沈烈背着手,阔步向前,眼睛斜向上,身上散发着无边的霸气,酷味十足。
“哇!快看斗场霸主叫兽来了!”一个女声突然尖叫起来。
“啊……哪呢?哇哇哇,真的是啊!”
“好帅啊!”
“偶像给我签名!”
无数好事之人放下手中的赌具,齐齐围了上来,不知道哪里钻出个白胖的贵妇人,狠狠向沈烈扑来,口中还疯狂地尖叫道:“叫兽你可真是黑马啊!我也是慧眼识英雄,在你一露面就买你赢,哇这次赚大了!让我大赚一笔,嘿嘿……我能请你共进早餐吗?”
沈烈游鱼般闪过巨型肉弹的一扑后,连声道:“谢了,谢了!是夫人您运气好,买谁都一样赢的。能受到尊贵的贵族夫人邀请,真是荣幸之至!”
看到白胖贵妇人两只灯笼眼开始放光后,沈烈立刻转变口风,略带婉惜地说:“可惜我早餐早就吃过了,要不然哪天我请你?”
“哈……叫兽先生,吃过也可以再吃嘛!”贵妇人不甘地继续冲向沈烈,以比刚才尖十倍的声音大叫:“那午餐如何?晚餐呢……不然明天的早餐也行啊!”
“呃……实在不方便,各位借过,叫兽也要玩两把儿!”
“那来我这台,我手风正旺,连赢十把了!”贵妇人的执着令沈烈苦笑不已,拿她解闷的心都没了。

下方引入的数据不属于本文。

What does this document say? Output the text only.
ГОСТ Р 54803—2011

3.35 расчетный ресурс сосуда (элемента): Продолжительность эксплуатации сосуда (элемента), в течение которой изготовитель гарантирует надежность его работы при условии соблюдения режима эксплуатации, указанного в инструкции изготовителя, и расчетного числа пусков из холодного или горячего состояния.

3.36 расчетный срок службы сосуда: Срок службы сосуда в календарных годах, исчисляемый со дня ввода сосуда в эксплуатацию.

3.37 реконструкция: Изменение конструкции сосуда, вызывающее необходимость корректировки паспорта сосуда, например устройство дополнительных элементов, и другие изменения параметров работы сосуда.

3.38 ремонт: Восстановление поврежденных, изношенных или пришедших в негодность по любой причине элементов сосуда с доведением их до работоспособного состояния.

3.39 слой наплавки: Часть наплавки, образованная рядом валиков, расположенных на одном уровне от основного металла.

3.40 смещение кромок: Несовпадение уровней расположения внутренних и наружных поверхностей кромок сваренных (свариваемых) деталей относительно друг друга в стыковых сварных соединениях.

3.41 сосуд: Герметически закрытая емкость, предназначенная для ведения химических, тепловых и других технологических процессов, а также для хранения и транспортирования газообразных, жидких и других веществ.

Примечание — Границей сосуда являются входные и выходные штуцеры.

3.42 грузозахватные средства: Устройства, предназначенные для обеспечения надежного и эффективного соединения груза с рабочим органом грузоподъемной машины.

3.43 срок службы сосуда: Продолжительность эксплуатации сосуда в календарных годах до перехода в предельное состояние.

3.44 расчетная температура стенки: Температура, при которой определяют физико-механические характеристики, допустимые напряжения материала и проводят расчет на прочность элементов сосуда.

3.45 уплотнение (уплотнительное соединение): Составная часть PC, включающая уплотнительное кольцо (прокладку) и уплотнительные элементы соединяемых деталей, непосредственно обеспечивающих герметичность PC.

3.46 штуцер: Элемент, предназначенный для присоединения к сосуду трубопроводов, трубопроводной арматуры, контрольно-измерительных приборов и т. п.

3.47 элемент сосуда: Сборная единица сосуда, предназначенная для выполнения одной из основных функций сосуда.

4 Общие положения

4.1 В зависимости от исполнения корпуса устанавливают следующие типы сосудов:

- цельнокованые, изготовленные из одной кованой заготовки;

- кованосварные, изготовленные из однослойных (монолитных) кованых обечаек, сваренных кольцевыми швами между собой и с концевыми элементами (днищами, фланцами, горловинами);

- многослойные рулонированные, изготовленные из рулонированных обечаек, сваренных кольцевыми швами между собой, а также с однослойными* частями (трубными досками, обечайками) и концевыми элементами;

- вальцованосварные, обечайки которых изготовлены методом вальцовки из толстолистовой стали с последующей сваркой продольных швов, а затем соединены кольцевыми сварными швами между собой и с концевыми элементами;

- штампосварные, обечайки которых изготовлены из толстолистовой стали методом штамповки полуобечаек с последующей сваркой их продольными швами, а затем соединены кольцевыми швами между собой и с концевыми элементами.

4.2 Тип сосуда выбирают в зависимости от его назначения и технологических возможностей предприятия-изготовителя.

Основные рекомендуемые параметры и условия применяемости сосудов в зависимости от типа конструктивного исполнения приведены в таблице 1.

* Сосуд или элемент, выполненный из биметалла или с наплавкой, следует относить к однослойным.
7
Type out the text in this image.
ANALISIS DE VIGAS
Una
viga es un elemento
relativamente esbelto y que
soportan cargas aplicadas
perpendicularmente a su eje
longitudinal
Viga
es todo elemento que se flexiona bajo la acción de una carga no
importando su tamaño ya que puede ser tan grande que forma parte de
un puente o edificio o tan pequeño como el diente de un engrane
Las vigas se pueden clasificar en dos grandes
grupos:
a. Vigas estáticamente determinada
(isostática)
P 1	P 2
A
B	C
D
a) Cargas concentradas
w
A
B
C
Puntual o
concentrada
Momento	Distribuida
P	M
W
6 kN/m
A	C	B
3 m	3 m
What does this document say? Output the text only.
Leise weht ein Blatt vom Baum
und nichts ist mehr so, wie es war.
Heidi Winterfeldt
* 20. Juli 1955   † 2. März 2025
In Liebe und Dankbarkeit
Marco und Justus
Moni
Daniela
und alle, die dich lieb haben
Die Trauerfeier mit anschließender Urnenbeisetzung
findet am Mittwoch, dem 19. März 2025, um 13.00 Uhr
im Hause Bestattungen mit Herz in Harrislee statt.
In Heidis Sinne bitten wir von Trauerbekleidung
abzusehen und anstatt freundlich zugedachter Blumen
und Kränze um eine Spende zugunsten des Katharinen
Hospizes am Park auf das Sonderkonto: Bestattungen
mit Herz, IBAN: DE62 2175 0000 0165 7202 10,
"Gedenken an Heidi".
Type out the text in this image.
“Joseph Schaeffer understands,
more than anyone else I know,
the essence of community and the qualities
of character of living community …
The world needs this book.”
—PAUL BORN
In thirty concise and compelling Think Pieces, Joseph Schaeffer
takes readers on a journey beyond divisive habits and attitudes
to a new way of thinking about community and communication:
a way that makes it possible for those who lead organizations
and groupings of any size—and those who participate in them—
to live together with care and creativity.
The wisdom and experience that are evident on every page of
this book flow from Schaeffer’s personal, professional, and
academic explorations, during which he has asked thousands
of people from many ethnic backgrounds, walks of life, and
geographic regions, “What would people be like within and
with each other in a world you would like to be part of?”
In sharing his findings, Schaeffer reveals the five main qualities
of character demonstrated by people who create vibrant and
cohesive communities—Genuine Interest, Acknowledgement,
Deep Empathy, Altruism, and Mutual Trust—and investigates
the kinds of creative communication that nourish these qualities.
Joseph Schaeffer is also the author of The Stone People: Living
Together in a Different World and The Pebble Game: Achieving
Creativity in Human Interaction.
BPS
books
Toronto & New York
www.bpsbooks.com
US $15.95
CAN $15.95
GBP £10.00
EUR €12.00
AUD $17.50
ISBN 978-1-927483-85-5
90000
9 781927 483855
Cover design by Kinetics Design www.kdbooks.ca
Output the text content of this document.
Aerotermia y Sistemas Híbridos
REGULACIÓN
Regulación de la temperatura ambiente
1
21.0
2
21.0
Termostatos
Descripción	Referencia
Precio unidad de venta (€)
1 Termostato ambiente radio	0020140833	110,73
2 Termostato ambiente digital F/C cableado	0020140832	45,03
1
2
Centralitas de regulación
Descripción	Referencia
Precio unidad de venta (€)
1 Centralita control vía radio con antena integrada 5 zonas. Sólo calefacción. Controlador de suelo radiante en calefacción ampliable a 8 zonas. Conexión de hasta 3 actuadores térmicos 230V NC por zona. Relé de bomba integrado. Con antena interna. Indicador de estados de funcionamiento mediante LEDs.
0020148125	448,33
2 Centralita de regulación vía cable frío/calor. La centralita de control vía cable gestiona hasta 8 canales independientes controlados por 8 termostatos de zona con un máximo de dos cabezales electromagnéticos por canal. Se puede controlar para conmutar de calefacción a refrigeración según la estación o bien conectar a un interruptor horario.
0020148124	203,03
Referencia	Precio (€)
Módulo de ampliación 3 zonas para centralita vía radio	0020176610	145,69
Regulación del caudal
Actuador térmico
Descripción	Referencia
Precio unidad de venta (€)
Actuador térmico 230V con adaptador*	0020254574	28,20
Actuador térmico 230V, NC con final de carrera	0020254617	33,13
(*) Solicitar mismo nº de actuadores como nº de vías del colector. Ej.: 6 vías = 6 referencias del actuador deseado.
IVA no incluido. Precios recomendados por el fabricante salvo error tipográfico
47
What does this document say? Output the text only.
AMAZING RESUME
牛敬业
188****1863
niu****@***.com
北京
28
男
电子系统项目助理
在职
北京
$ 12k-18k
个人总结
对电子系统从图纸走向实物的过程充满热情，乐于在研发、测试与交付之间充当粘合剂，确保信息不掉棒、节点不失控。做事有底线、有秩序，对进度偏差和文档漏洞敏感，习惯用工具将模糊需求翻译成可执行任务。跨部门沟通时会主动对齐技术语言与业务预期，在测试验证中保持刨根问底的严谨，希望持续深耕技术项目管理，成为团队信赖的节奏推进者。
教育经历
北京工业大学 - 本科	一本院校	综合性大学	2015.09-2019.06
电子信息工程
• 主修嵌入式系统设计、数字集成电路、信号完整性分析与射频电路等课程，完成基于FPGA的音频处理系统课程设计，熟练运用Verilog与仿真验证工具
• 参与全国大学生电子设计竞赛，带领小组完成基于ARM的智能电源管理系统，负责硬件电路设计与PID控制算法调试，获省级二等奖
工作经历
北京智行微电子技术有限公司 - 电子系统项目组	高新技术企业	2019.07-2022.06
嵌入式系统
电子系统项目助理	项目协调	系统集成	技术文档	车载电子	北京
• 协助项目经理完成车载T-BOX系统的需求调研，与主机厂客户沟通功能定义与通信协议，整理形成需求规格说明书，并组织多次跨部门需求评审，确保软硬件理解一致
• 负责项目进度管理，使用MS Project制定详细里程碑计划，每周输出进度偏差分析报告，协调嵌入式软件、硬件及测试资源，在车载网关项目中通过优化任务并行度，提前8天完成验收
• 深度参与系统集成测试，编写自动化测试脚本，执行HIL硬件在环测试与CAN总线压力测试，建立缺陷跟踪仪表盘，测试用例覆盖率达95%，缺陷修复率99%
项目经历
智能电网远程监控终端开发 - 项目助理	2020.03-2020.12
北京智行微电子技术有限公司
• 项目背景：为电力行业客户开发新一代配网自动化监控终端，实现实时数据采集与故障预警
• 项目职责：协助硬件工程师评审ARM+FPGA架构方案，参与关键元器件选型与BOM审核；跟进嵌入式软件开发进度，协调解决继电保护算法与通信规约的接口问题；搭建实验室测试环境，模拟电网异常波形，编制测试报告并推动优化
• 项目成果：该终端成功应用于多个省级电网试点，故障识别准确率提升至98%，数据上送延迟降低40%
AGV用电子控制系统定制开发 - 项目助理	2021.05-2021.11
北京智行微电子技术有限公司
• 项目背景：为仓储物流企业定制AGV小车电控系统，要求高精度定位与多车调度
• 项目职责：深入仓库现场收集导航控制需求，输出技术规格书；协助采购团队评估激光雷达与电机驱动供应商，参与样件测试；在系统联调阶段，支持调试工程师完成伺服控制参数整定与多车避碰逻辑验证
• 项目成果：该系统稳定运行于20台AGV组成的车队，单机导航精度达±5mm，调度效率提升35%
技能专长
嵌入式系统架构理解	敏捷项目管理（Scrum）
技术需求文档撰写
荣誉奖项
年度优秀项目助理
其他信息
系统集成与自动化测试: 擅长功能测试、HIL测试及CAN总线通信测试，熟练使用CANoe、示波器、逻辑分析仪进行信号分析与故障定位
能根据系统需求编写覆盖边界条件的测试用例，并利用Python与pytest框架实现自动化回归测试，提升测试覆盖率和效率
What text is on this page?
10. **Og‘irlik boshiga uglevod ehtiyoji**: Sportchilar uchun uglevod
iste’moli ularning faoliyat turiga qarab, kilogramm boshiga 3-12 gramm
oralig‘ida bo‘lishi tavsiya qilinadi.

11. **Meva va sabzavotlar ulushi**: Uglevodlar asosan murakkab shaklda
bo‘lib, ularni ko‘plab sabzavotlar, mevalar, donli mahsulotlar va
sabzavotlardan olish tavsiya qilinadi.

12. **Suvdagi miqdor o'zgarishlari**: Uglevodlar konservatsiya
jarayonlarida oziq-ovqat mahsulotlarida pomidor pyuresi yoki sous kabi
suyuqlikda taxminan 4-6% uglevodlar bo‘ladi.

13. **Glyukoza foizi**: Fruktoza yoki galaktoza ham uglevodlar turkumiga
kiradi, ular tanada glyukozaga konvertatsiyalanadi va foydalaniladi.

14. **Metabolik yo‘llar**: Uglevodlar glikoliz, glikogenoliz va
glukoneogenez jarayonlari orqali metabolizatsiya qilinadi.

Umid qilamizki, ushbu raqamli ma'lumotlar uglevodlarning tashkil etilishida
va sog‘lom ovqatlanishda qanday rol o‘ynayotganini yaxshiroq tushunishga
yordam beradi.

“叫兽来我这里,肯定能大杀四方!”一个瘦的如同骷髅般的少妇媚眼乱抛,只是她没有体形和面积,根本冲不出重围。
“兄弟还是来我这里好了!我这里霉庄呢!”
“我这……”
“我这里——”
这场景堪比斗场拳赛了,暴乱加疯狂!
见到沈烈遇到麻烦,侍者早就上来解围,又是劝,又是请,总算把这些“兽迷”给驱散。
只是那个白胖的贵妇人说什么都不走,拦在沈烈面前又是攀亲,又是认故的……足足十几个侍者才把白胖的贵妇人拉走,沈烈才算冲出包围圈。这次他学乖了,随便找了个靠边儿的位置坐下,放出思感探查起来。
赌厅十分宽大,数万台各色的赌桌分区而设立,赌客们注意力都从沈烈移向了各自的赌具。
沈烈注意到,这些赌客赌的都很大,动辄千万,当然能到天上人间消费的不是贵族也要是官员,再不济也是个巨商。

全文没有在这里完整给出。